Monitoring and Operations

  • CloudWatch metrics:
  • retrieval latency
  • vector recall hit rate
  • graph expansion breadth
  • answer citation coverage
  • Alarm on graph load failures and retrieval timeout spikes.
  • Track index freshness lag from source documents to retrievable context.

Cost Optimization

  • Keep graph expansion depth small (for example depth 1-2 by default).
  • Cache frequent query subgraphs.
  • Use selective extraction for high-value documents first.
  • Batch ingestion pipelines with Step Functions and queue workers.
  • Prefer serverless/vector autoscaling where traffic is bursty.

Pricing reminder: verify live pricing before estimating TCO.

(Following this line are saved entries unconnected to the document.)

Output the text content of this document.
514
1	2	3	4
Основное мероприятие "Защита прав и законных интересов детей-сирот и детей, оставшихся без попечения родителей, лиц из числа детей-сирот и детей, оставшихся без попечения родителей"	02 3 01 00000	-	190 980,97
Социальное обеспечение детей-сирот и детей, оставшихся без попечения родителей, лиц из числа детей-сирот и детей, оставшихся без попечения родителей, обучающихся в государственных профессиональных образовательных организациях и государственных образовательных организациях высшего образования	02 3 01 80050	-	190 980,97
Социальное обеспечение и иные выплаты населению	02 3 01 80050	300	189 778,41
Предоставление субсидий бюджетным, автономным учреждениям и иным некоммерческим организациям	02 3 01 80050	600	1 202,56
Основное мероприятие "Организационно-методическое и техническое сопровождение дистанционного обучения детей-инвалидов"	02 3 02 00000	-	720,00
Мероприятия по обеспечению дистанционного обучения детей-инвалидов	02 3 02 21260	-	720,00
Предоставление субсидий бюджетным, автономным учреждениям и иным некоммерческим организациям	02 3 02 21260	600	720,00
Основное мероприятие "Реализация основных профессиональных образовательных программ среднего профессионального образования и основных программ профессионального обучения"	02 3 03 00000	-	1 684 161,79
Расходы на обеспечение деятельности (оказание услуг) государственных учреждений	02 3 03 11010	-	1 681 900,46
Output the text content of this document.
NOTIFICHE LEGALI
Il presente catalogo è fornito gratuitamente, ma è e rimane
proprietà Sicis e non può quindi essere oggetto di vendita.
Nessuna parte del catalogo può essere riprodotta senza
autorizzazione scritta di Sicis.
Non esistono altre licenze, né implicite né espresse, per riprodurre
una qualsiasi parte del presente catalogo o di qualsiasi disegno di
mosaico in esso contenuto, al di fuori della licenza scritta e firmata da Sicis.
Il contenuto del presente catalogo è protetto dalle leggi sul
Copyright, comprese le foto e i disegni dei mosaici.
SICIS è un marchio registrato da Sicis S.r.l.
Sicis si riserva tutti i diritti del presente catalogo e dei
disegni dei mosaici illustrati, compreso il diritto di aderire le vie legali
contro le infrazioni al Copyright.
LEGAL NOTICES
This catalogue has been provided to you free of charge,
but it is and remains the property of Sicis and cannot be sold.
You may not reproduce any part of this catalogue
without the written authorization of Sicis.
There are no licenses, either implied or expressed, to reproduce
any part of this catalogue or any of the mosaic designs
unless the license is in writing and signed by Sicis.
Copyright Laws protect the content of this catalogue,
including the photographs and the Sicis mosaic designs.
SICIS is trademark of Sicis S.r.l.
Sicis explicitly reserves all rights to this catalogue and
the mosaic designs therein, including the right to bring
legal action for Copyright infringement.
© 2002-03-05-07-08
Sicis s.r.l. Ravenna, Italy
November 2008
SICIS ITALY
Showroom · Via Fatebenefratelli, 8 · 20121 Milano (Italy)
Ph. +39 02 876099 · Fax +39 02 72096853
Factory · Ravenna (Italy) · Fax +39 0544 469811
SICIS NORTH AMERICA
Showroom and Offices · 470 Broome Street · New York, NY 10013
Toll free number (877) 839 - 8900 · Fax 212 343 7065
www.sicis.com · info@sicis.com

  • Neptune: https://aws.amazon.com/neptune/pricing/
  • OpenSearch Service: https://aws.amazon.com/opensearch-service/pricing/
  • S3: https://aws.amazon.com/s3/pricing/

When GraphRAG Is Worth the Extra Complexity

Use GraphRAG when at least two are true:

  • questions require explicit relationship reasoning
  • users demand explainable provenance chains
  • entity ambiguity is frequent
  • multi-hop retrieval materially improves decision quality

If questions are mostly local FAQ-style lookups, start with vector RAG and add graph components incrementally.

Production-readiness checklist

  • Data model for entities/relations approved by domain experts
  • Ingestion pipeline idempotent and replay-safe
  • Retrieval path logged with citations and graph hops
  • PII and legal sensitivity controls enforced
  • Quality eval suite includes relation-heavy queries
  • Cost dashboards and budgets configured
  • Incident runbooks for index lag and graph corruption tested

Final takeaway

GraphRAG is not a universal replacement for classic RAG. It is a targeted upgrade for relationship-heavy domains like legal-tech, where structure and traceability are part of the product value.